Big Freedia, a famous pioneer of the New Orleans bounce style of hip-hop, is the most high-profile out of the five featured in the "In New Orleans" series. Sale wanted to speak with Big Freedia (who does not identify as transgender but is referred to by feminine pronouns in the podcast because she said that's how her fans seem to usually identify her) after reading her recent autobiography God Save the Queen Diva! But even though Big Freedia is a celebrity, she still let listeners into the most personal parts of her life just as Sale's other interview subjects do, talking about growing up gay and the recent loss of her mother to cancer.

In fact, it's personal details like these that show "In New Orleans" is as much about how each of these individuals dealt with the aftermath of Hurricane Katrina as it is about how their lives went on in the years since. For instance, Sale went into the interview with Kurtz-Burke expecting to focus mostly on her evacuation from Charity Hospital, which was never reopened after the storm, and her new life working in the VA hospital right across the street. However, when Kurtz-Burke began talking about her journey of adopting two children since the storm and the difficulty of finding one of their birth parents, Sale found it just as important to include as what Kurtz-Burke went through during Hurricane Katrina.

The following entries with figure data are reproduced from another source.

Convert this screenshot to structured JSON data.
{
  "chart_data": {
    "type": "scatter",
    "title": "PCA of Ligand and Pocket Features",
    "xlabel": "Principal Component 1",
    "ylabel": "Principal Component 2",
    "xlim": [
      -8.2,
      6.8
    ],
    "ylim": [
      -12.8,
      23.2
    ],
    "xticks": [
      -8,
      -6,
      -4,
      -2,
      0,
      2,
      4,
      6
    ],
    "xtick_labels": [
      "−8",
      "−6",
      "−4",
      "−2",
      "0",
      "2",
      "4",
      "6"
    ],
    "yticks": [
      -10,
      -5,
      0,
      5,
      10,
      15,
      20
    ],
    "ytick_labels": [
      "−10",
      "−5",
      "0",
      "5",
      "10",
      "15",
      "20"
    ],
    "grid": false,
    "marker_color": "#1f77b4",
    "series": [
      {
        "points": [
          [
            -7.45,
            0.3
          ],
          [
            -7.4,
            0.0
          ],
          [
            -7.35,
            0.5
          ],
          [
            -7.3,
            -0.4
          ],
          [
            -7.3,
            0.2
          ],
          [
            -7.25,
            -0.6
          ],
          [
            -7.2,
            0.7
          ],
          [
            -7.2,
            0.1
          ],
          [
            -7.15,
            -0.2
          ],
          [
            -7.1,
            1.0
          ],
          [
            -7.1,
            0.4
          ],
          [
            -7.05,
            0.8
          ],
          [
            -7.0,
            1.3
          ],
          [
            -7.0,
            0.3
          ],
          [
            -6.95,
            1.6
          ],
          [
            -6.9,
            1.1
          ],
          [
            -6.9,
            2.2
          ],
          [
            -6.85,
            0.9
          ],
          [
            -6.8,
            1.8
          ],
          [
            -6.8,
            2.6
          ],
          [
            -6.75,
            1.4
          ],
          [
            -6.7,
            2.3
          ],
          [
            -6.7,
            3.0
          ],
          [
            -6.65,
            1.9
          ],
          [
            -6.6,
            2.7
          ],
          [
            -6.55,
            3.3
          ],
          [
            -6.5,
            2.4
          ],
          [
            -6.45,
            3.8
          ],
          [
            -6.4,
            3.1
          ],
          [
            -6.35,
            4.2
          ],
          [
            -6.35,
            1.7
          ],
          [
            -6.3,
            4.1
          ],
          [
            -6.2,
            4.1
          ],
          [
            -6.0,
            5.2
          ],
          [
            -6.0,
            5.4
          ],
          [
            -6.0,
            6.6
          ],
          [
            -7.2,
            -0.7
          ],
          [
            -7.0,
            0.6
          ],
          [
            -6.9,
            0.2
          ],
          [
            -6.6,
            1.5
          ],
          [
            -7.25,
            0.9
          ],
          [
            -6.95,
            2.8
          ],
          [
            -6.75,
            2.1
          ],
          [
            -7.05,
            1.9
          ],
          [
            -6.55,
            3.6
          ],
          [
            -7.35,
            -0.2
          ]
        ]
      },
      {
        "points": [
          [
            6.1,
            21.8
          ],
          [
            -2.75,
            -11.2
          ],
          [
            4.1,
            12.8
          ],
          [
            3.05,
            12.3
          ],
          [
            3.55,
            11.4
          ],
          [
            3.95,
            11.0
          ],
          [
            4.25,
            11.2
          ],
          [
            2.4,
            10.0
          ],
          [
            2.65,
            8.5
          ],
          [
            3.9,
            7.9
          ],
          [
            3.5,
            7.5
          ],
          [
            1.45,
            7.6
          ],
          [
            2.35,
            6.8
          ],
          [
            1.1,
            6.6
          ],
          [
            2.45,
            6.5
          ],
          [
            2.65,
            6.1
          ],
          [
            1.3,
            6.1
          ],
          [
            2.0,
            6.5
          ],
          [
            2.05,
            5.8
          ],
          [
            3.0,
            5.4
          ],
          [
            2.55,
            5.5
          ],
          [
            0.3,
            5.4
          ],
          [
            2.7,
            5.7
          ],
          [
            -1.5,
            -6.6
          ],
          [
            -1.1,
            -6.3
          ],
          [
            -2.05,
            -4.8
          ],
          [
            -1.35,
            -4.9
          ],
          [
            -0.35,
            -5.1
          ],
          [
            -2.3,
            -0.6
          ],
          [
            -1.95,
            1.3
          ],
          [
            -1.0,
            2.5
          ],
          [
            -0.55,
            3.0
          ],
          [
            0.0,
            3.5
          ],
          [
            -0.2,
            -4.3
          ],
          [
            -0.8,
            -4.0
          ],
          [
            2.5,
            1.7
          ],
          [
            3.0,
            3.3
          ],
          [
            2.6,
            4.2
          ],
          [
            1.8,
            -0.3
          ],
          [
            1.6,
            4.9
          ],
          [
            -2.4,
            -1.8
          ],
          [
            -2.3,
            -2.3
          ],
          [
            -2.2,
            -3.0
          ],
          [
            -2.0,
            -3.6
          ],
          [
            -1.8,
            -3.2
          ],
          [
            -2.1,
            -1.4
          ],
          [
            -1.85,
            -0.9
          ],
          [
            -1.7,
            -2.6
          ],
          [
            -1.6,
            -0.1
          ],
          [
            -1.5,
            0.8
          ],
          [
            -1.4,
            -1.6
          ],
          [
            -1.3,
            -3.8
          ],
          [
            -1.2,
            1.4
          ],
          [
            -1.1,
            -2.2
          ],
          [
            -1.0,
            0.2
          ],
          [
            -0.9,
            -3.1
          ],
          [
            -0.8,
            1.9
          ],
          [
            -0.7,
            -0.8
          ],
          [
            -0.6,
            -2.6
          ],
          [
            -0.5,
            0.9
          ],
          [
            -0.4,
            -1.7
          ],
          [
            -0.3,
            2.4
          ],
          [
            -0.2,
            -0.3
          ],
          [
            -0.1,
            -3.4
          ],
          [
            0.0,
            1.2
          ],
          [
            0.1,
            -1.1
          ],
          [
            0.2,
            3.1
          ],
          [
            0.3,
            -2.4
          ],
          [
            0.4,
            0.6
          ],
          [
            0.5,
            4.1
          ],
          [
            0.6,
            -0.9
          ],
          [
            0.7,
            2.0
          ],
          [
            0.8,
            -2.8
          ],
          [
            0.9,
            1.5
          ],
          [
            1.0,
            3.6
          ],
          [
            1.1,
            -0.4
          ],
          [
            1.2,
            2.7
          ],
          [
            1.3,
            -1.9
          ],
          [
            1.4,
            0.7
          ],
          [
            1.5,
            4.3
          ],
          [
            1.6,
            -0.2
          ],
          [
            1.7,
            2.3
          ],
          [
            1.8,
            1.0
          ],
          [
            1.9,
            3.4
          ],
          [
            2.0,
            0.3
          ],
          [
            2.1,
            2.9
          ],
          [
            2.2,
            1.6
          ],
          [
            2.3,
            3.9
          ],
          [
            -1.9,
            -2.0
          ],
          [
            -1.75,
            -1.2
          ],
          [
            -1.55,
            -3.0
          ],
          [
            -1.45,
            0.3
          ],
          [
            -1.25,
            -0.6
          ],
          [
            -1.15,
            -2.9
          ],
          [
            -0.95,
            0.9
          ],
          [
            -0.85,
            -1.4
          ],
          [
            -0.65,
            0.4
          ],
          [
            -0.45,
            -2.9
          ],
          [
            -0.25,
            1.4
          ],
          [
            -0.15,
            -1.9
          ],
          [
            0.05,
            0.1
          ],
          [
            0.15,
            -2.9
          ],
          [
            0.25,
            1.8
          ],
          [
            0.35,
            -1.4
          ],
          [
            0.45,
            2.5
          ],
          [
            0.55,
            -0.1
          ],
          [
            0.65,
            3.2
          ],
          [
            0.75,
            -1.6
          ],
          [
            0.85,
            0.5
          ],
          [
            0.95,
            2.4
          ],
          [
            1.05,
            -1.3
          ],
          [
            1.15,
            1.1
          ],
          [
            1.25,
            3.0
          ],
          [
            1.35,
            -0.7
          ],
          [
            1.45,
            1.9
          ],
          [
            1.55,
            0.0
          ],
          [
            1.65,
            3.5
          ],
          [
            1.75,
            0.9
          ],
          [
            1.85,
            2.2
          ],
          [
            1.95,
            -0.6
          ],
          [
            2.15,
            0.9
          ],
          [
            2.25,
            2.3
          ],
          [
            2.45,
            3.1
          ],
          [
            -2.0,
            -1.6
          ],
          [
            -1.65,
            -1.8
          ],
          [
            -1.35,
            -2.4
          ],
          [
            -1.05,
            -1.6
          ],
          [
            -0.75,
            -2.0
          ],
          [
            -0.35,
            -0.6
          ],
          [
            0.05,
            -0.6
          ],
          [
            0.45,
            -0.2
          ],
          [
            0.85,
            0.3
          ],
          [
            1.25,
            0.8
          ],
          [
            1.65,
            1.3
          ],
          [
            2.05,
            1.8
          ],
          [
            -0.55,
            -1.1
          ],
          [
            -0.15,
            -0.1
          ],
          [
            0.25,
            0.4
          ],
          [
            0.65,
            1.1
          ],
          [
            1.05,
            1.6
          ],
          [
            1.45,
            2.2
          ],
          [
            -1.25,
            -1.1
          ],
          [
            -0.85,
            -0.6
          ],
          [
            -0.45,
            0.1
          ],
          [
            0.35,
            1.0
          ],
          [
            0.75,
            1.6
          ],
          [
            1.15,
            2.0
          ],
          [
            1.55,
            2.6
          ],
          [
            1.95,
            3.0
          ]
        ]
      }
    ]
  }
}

"What I think is so interesting about looking at an experience 10 years post is of course Katrina transforms the lives of everyone who's in the series, but other things in life happen, too," Sale said. "All these people in this series went through this collective trauma of Katrina, but they also have continued trying to rebuild in ways that have nothing to do with the storm."

It's this that allows "In New Orleans" to provide a more complex look at the people and issues of a city devastated by Mother Nature a decade ago and seems likely to differentiate it from how much of the media will be looking back on the disaster. It also may help make these episodes just as evergreen as Death, Sex & Money's typical installments, providing compelling storytelling and an account of Hurricane Katrina long after the 10th anniversary of the storm has passed.

"I still think they're stories that hold up if you discover them in October or next year," Sale said. "They're still really intriguing characters that I think the episodes will have staying power beyond what flashes across national headlines with the anniversary coverage."